心配は不要だったのか。自分…ではなく、好きな相手のことで頭がいっぱいらしい男子高校生が一名、椅子から立ち上がる。
「……一回死刑になってこよかな」
「おー。そうしろそうしろ」
後からこの瞬間と前後のやり取りを思い返すんじゃねえぞと内心で脅しておく。
「荒船はなんか他にも言いたいことある感じ?」
腕を組み座ったままじいっと水上を目で追っている荒船に何かしら思うところがあると察するのは当然だ。もうそっとしておいてやれ、と言いたい。

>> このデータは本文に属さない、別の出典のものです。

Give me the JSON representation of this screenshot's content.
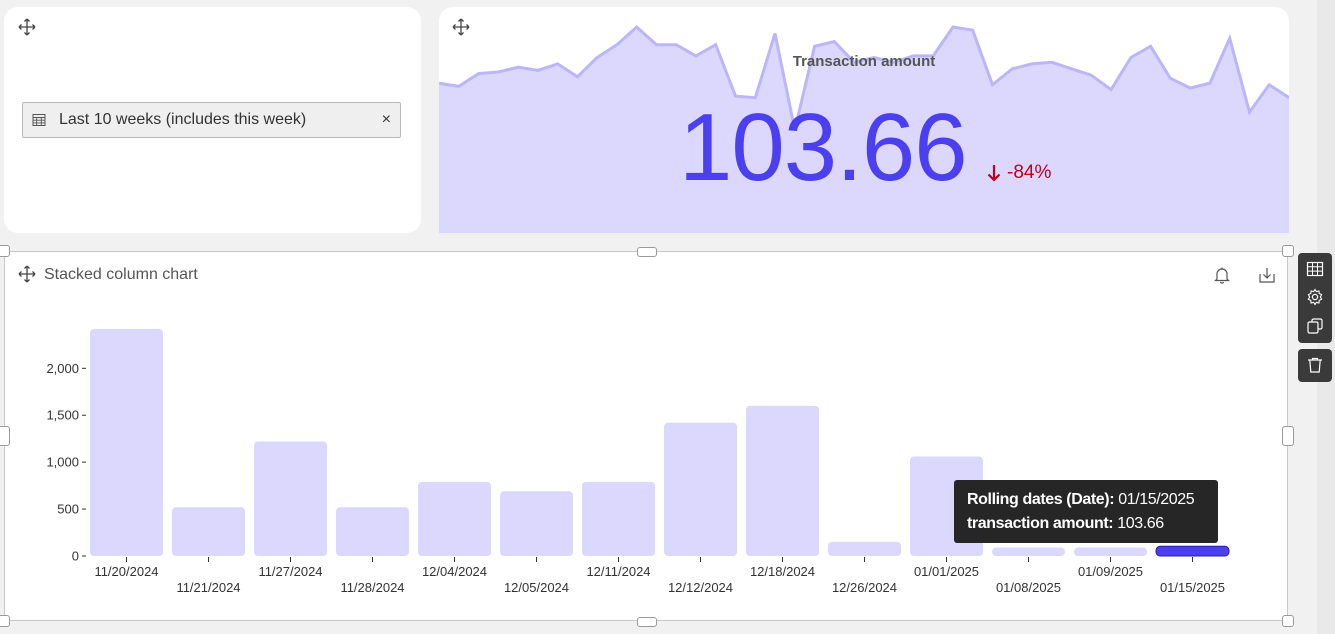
{
  "filter": {
    "date_range_label": "Last 10 weeks (includes this week)",
    "clear_symbol": "×"
  },
  "kpi": {
    "title": "Transaction amount",
    "value": "103.66",
    "delta": "-84%",
    "color": "#4b3ff0",
    "delta_color": "#c0001f",
    "sparkline_values": [
      92,
      90,
      98,
      99,
      102,
      100,
      104,
      96,
      108,
      116,
      127,
      116,
      116,
      109,
      116,
      84,
      83,
      123,
      63,
      115,
      118,
      105,
      108,
      105,
      109,
      109,
      127,
      125,
      91,
      101,
      104,
      105,
      101,
      97,
      88,
      108,
      115,
      95,
      89,
      92,
      120,
      74,
      91,
      83
    ]
  },
  "chart": {
    "title": "Stacked column chart",
    "icons": [
      "bell-icon",
      "download-icon"
    ],
    "tooltip": {
      "date_label": "Rolling dates (Date):",
      "date_value": "01/15/2025",
      "amount_label": "transaction amount:",
      "amount_value": "103.66"
    }
  },
  "chart_data": {
    "type": "bar",
    "categories": [
      "11/20/2024",
      "11/21/2024",
      "11/27/2024",
      "11/28/2024",
      "12/04/2024",
      "12/05/2024",
      "12/11/2024",
      "12/12/2024",
      "12/18/2024",
      "12/26/2024",
      "01/01/2025",
      "01/08/2025",
      "01/09/2025",
      "01/15/2025"
    ],
    "values": [
      2420,
      520,
      1220,
      520,
      790,
      690,
      790,
      1420,
      1600,
      150,
      1060,
      90,
      90,
      103.66
    ],
    "yticks": [
      0,
      500,
      1000,
      1500,
      2000
    ],
    "ytick_labels": [
      "0",
      "500",
      "1,000",
      "1,500",
      "2,000"
    ],
    "ylim": [
      0,
      2600
    ],
    "bar_color": "#dcd7fd",
    "highlight_color": "#4b3ff0",
    "highlight_index": 13
  },
  "toolbar": {
    "icons": [
      "table-icon",
      "gear-icon",
      "duplicate-icon",
      "trash-icon"
    ]
  }
}
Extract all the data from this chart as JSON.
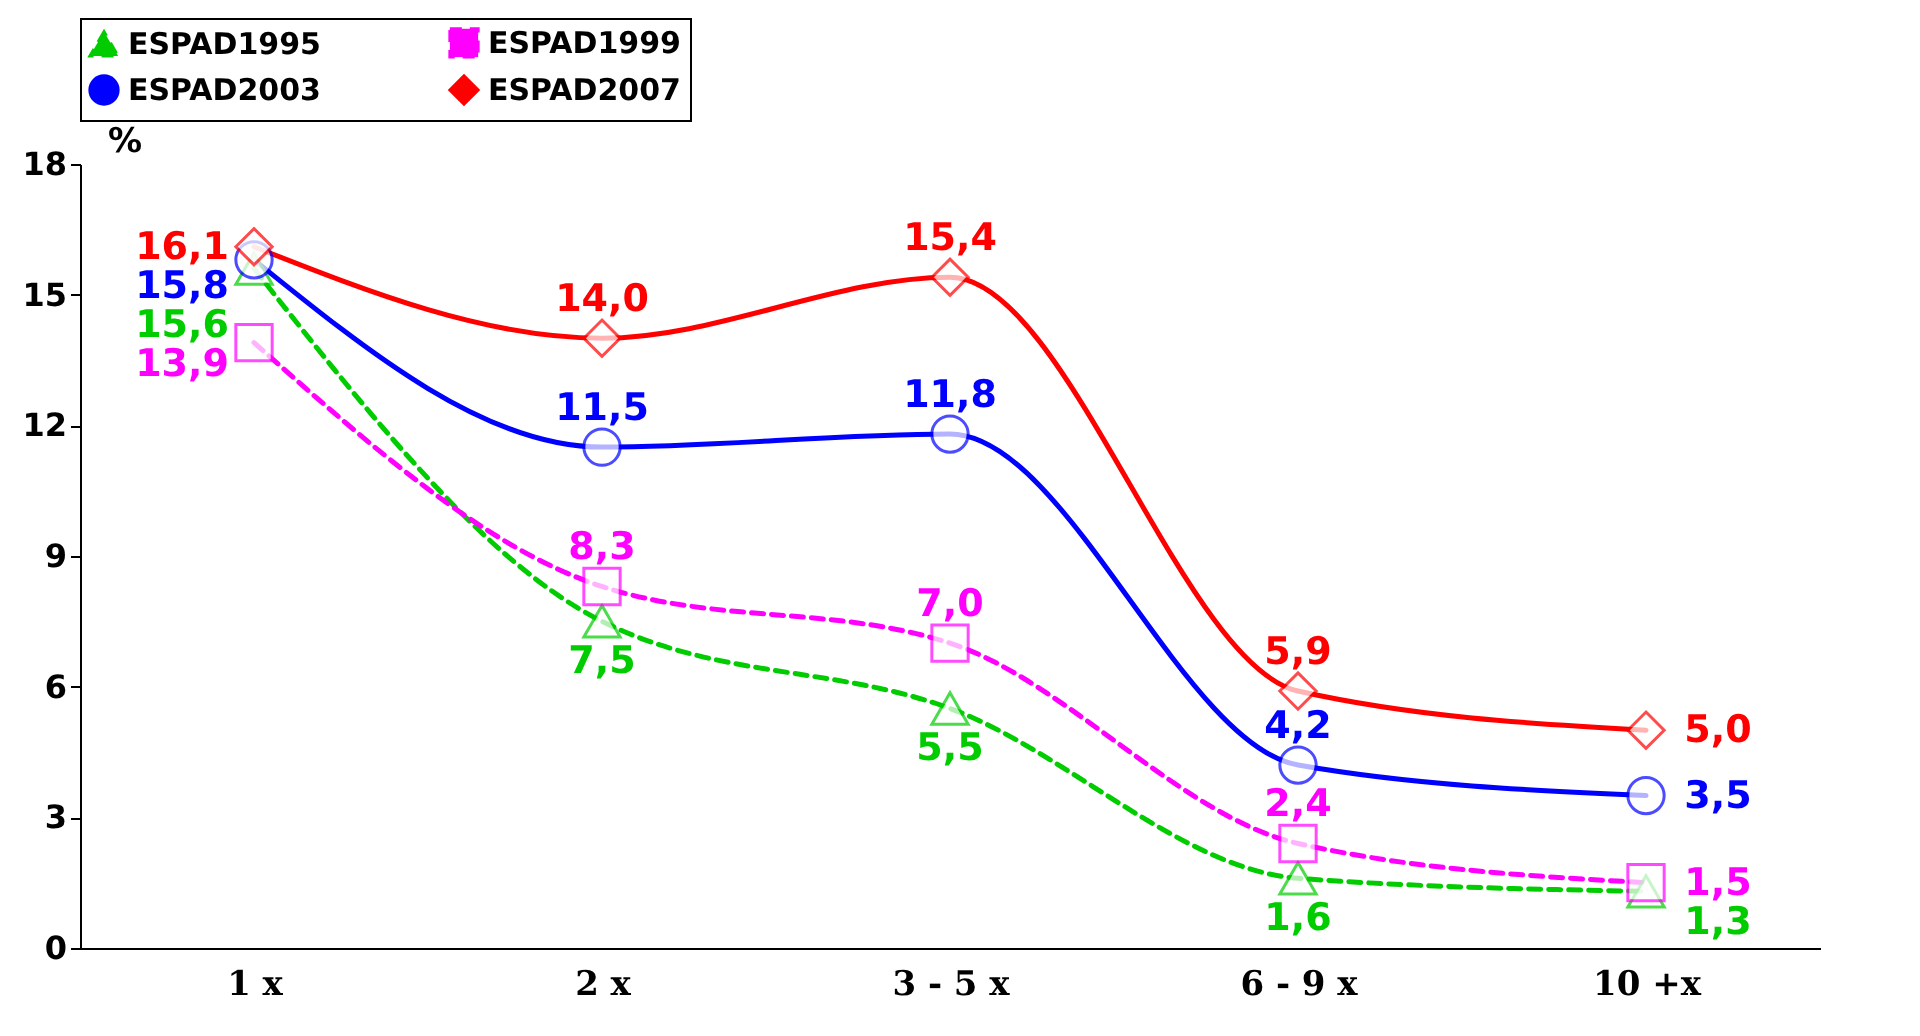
{
  "chart_data": {
    "type": "line",
    "ylabel": "%",
    "categories": [
      "1 x",
      "2 x",
      "3 - 5 x",
      "6 - 9 x",
      "10 +x"
    ],
    "series": [
      {
        "name": "ESPAD1995",
        "color": "#00cc00",
        "marker": "triangle",
        "line_style": "dashed",
        "values": [
          15.6,
          7.5,
          5.5,
          1.6,
          1.3
        ],
        "value_labels": [
          "15,6",
          "7,5",
          "5,5",
          "1,6",
          "1,3"
        ]
      },
      {
        "name": "ESPAD1999",
        "color": "#ff00ff",
        "marker": "square",
        "line_style": "dashed",
        "values": [
          13.9,
          8.3,
          7.0,
          2.4,
          1.5
        ],
        "value_labels": [
          "13,9",
          "8,3",
          "7,0",
          "2,4",
          "1,5"
        ]
      },
      {
        "name": "ESPAD2003",
        "color": "#0000ff",
        "marker": "circle",
        "line_style": "solid",
        "values": [
          15.8,
          11.5,
          11.8,
          4.2,
          3.5
        ],
        "value_labels": [
          "15,8",
          "11,5",
          "11,8",
          "4,2",
          "3,5"
        ]
      },
      {
        "name": "ESPAD2007",
        "color": "#ff0000",
        "marker": "diamond",
        "line_style": "solid",
        "values": [
          16.1,
          14.0,
          15.4,
          5.9,
          5.0
        ],
        "value_labels": [
          "16,1",
          "14,0",
          "15,4",
          "5,9",
          "5,0"
        ]
      }
    ],
    "ylim": [
      0,
      18
    ],
    "yticks": [
      0,
      3,
      6,
      9,
      12,
      15,
      18
    ],
    "grid": false,
    "legend": "top"
  }
}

「無罪にしてくれそうな相手好きになってるあたり余計に悪人臭ェなと思ってた」
「相手の人柄に甘えてることに関しては人のこと言えへんやろ」
「ア?」
「言えてる」
「はあ?」
つい口が同意を唱えてしまった。だがそろそろ限界が近い。片手を机について体を支える。ただ煙草を漁るのに都合のいい姿勢という風を装った。詳細を思いきり愚痴ってしまいたい。できるはずもない事態なのだが。だから今ここで荒船くらいには…有無を問わない声色でこれだけ言いたかった。
今日という日にぶち込まれるべきイベント量では到底ない。
「荒船、やっぱ用事は先延ばしにしてくれ。俺、夜勤だから、寝る」
口の堅い男こと諏訪は、数ヶ月経った今も未だ酒の席で目の当たりにした放送事故の詳細を語らず腹に収めている。本人としてはもはや語ったところでだ。諏訪がジョッキを傾け中身を呷る。個性豊かで優秀な同期達は、曖昧な発言には興味なさげに各々の好物を頬張っていた。